Database Credentialed Access
Northwestern ICU (NWICU) database
Dana Moukheiber , William Temps , Bhadrappa Molgi , Yikuan Li , Alice Lu , Prasanth Nannapaneni , Abdulrahman Chahin , Sicheng Hao , Felipe Torres Fabregas , Leo Anthony Celi , Adrian Wong , Maxwell Lloyd , Xavier Borrat Frigola , Hyung-Chul Lee , Daniel Schneider , Tom Pollard , Yuan Luo , Abel Kho , Roger Mark
Published: Nov. 19, 2024. Version: 0.1.0
When using this resource, please cite:
(show more options)
Moukheiber, D., Temps, W., Molgi, B., Li, Y., Lu, A., Nannapaneni, P., Chahin, A., Hao, S., Torres Fabregas, F., Celi, L. A., Wong, A., Lloyd, M., Borrat Frigola, X., Lee, H., Schneider, D., Pollard, T., Luo, Y., Kho, A., & Mark, R. (2024). Northwestern ICU (NWICU) database (version 0.1.0). PhysioNet. https://doi.org/10.13026/s84w-1829.
Please include the standard citation for PhysioNet:
(show more options)
Goldberger, A., Amaral, L., Glass, L., Hausdorff, J., Ivanov, P. C., Mark, R., ... & Stanley, H. E. (2000). PhysioBank, PhysioToolkit, and PhysioNet: Components of a new research resource for complex physiologic signals. Circulation [Online]. 101 (23), pp. e215–e220.
Abstract
Retrospective medical data collection is essential for advancing patient care, offering insights and supporting the development of health technology. The Medical Information Mart for Intensive Care (MIMIC)-III database has been instrumental in providing comprehensive critical care data to facilitate research efforts. Building upon the foundation of MIMIC-III, MIMIC-IV introduced a modular data structure and fostered an open-source community to enhance the data.
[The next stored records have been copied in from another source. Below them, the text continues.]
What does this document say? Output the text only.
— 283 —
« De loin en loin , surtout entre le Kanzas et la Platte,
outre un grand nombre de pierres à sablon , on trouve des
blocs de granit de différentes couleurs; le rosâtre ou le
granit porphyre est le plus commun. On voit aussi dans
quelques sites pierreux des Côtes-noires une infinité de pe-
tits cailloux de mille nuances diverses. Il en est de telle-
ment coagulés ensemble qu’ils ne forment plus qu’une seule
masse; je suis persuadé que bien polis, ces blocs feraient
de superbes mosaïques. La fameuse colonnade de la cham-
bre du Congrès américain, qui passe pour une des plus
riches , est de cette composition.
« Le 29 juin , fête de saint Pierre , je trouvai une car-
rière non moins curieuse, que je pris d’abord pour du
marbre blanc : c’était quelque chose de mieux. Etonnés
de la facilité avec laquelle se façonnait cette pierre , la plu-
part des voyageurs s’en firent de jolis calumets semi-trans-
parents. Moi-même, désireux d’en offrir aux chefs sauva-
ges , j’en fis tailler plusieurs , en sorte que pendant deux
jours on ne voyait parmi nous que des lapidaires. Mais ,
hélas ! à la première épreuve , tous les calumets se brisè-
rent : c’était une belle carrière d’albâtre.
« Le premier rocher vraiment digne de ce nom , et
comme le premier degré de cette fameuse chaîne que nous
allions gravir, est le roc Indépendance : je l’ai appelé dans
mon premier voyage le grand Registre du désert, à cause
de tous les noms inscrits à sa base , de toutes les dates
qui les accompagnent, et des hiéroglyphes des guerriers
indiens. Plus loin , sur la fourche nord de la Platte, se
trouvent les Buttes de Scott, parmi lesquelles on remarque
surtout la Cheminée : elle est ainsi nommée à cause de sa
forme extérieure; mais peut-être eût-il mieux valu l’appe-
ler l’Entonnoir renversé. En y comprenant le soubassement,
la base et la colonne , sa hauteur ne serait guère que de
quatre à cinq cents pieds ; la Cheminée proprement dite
Here we introduce Northwestern ICU database, a critical care dataset collected from a network of hospitals located in Chicago and harmonized with the MIMIC data structure.
Background
Northwestern Medicine (NM) is a network of twelve hospitals located in Chicago and the surrounding area. NM originally used a variety of electronic medical record (EMR) systems across the network, but in 2018 migrated all the hospitals to the same EMR platform, Epic. As an essential element of routine medical care, the EMR collects data on patients, admissions, diagnoses, patient status, procedures, medications, and all the other aspects of patient care.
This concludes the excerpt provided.